Canopy’s product page, by comparison, is much cleaner–and much more deferential to the product itself. It shows a photo, a few related items, comments that have been left by Canopy members, and a prominent link to Amazon. According to Armstrong, the idea is to treat each product like a piece of art.
To this end, Canopy puts special care into product photography. It’s one place where Amazon’s disinterested approach to its inventory is occasionally made plain. Armstrong remembers seeing a nice mortal and pestle set in a New York Times gift guide last holiday season, accompanied by a beautiful photograph the Times itself had commissioned. Out of curiosity, Armstrong checked to see if it was on Amazon. It was–with a 50 x 50 pixel image, blown-up to a point of near indecipherability. “It looked terrible,” he recalls.
To avoid this sort of mess, Canopy manually curates the image for every product it adds to the site. The team could even start doing product photography of its own for future sections of the site.

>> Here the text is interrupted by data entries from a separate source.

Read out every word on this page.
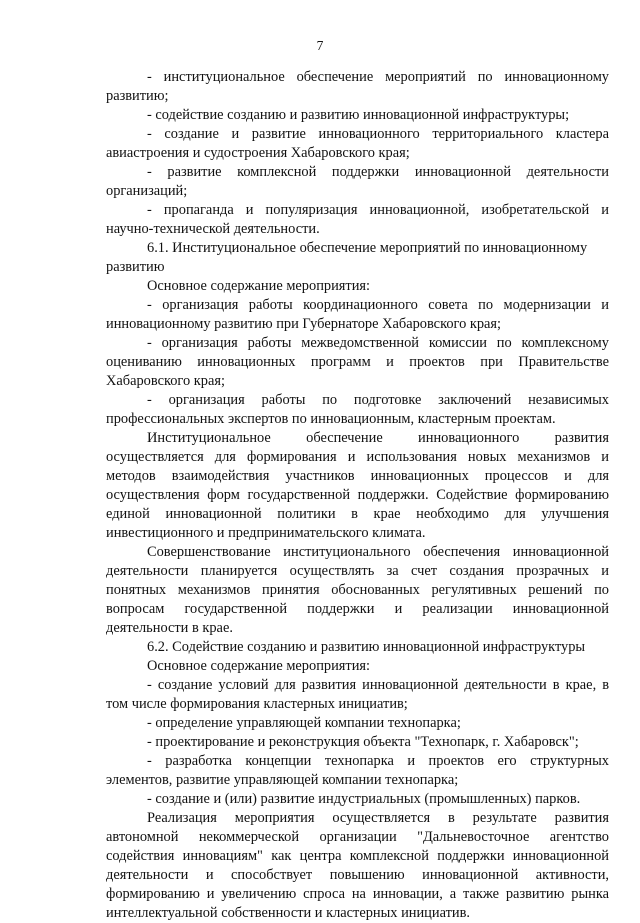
7

- институциональное обеспечение мероприятий по инновационному развитию;

- содействие созданию и развитию инновационной инфраструктуры;

- создание и развитие инновационного территориального кластера авиастроения и судостроения Хабаровского края;

- развитие комплексной поддержки инновационной деятельности организаций;

- пропаганда и популяризация инновационной, изобретательской и научно-технической деятельности.

6.1. Институциональное обеспечение мероприятий по инновационному развитию

Основное содержание мероприятия:

- организация работы координационного совета по модернизации и инновационному развитию при Губернаторе Хабаровского края;

- организация работы межведомственной комиссии по комплексному оцениванию инновационных программ и проектов при Правительстве Хабаровского края;

- организация работы по подготовке заключений независимых профессиональных экспертов по инновационным, кластерным проектам.

Институциональное обеспечение инновационного развития осуществляется для формирования и использования новых механизмов и методов взаимодействия участников инновационных процессов и для осуществления форм государственной поддержки. Содействие формированию единой инновационной политики в крае необходимо для улучшения инвестиционного и предпринимательского климата.

Совершенствование институционального обеспечения инновационной деятельности планируется осуществлять за счет создания прозрачных и понятных механизмов принятия обоснованных регулятивных решений по вопросам государственной поддержки и реализации инновационной деятельности в крае.

6.2. Содействие созданию и развитию инновационной инфраструктуры

Основное содержание мероприятия:

- создание условий для развития инновационной деятельности в крае, в том числе формирования кластерных инициатив;

- определение управляющей компании технопарка;

- проектирование и реконструкция объекта "Технопарк, г. Хабаровск";

- разработка концепции технопарка и проектов его структурных элементов, развитие управляющей компании технопарка;

- создание и (или) развитие индустриальных (промышленных) парков.

Реализация мероприятия осуществляется в результате развития автономной некоммерческой организации "Дальневосточное агентство содействия инновациям" как центра комплексной поддержки инновационной деятельности и способствует повышению инновационной активности, формированию и увеличению спроса на инновации, а также развитию рынка интеллектуальной собственности и кластерных инициатив.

The idea is to treat each product like a work of art. Image: Canopy
Giving Amazon a New Face
Canopy recently opened up to the public, but it’s still figuring out what exactly the experience should entail. Currently, the default view is a popular page, where products are algorithmically surfaced based on the number of users who have recommended them. You can also browse by category or search if you’ve got something in mind. The next step is figuring out how to get people to come back to the site.
“We think of Canopy like a museum of amazing products where all of the products are available to buy right now,” Armstrong says. “It’s similar to the MOMA store in some way. And I think right now we’ve built the MOMA store. What we haven’t built are the exhibits.” Amazon doesn’t have any trouble bringing buyers back to the site; we head there by reflex when we need a book, or a spatula, or a SIM card adapter. One challenge Canopy faces is figuring out how to draw people back to their less-expansive offerings.
The big question, of course, is how Amazon feels about a bunch of upstarts building a museum store on top of its infrastructure. Apparently, totally fine. Armstrong met with a group of Amazon execs early in the development of the site and received their blessing. After all, while Canopy’s referral links will net its creators a small percentage of every transaction, the site ultimately serves to drive buyers to Amazon itself.
There’s a chance, however, that Canopy could ultimately help Amazon in ways that go beyond its discovery problems. Armstrong says he’s already been contacted by a number of companies who don’t normally associate with Amazon. Where their brands don’t necessarily align with Amazon’s, they might well be a good fit for Canopy. Armstrong had just had a conversation with an L.A.-based essential ware outfit earlier this month. “They had never actually considered shipping on Amazon before,” he says, “but they were willing to go through the process of getting their products on Amazon in order to be on Canopy.”
By offering an alternative to Amazon’s unglamorous virtual shelves, in other words, Canopy could actually help bring new products into the ecosystem. In that sense, a prettier face for the world’s biggest virtual store could be something everyone welcomes.